What do you want people to know about your graduation project?
The Astronomy Culture Centre is to deal with the gap between people and astronomy.
It is designed as an interior station where the public can engage with sky events and explore the world above with interactive galleries and simulation technology. It helps visitors to seek to understand our role in the universe and to care about the future of humanity.
What or who is your inspiration and why is following this route important to you?
‘Astronomy for All’ is the motto of the International Astronomical Union (IAU). If “All” is a very vast term to define society and its communities, “Astronomy” as a body of knowledge is also similarly vast.
However, astronomy lacks an effective way to reach the masses, and visitors find it hard to appreciate the beauty and grandeur of the universe in a traditional museum setting.
I have tried to create a virtual visitor experience that will help astronomy reach the masses.

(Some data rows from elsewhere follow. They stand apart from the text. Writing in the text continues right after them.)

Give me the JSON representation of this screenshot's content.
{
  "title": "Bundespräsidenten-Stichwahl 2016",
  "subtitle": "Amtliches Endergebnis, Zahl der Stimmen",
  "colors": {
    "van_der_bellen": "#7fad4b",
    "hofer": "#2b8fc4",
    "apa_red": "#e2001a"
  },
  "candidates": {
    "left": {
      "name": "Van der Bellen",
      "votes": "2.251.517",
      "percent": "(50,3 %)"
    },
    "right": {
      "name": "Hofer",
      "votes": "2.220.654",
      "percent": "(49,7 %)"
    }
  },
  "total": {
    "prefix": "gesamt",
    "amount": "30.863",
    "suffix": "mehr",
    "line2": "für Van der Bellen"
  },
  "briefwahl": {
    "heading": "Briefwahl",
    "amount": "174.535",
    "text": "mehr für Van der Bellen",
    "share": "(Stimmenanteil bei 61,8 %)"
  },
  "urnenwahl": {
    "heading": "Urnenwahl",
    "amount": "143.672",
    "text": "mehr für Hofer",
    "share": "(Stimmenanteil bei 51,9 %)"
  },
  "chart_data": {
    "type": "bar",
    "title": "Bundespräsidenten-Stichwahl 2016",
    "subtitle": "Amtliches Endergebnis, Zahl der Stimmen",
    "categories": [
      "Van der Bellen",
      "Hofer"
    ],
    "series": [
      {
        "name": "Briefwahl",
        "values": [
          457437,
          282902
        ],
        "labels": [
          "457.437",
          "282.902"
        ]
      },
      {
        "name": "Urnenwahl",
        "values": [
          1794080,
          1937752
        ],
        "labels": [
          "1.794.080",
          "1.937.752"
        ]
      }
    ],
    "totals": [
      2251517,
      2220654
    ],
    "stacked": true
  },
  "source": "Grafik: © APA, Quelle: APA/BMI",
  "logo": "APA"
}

Astronomy is not just about scientific advances or technological applications; it is also a part of humanity’s culture. It has repeatedly revolutionized the way we think, and the way we see the world and our place in the larger universe.
What has been your favourite thing about ECA and Edinburgh?
The most memorable thing in Edinburgh is the snow-capped castle seen from Evolution House.
I also enjoyed my time spent in the ECA library with art magazines and journals. Great materials build up an artistic atmosphere, where I could be very inspired and develop my creative ideas.
What are your hopes for life after ECA? Do you have any plans?
I plan to do a Masters programme in architecture design and find an internship related to my major. I expect to work internationally in the future to do projects around the world and get in touch with different cultures.
Is there anything you’d like to share about your experience studying here?
Design students benefit a lot from sharing their ideas and getting responses from others.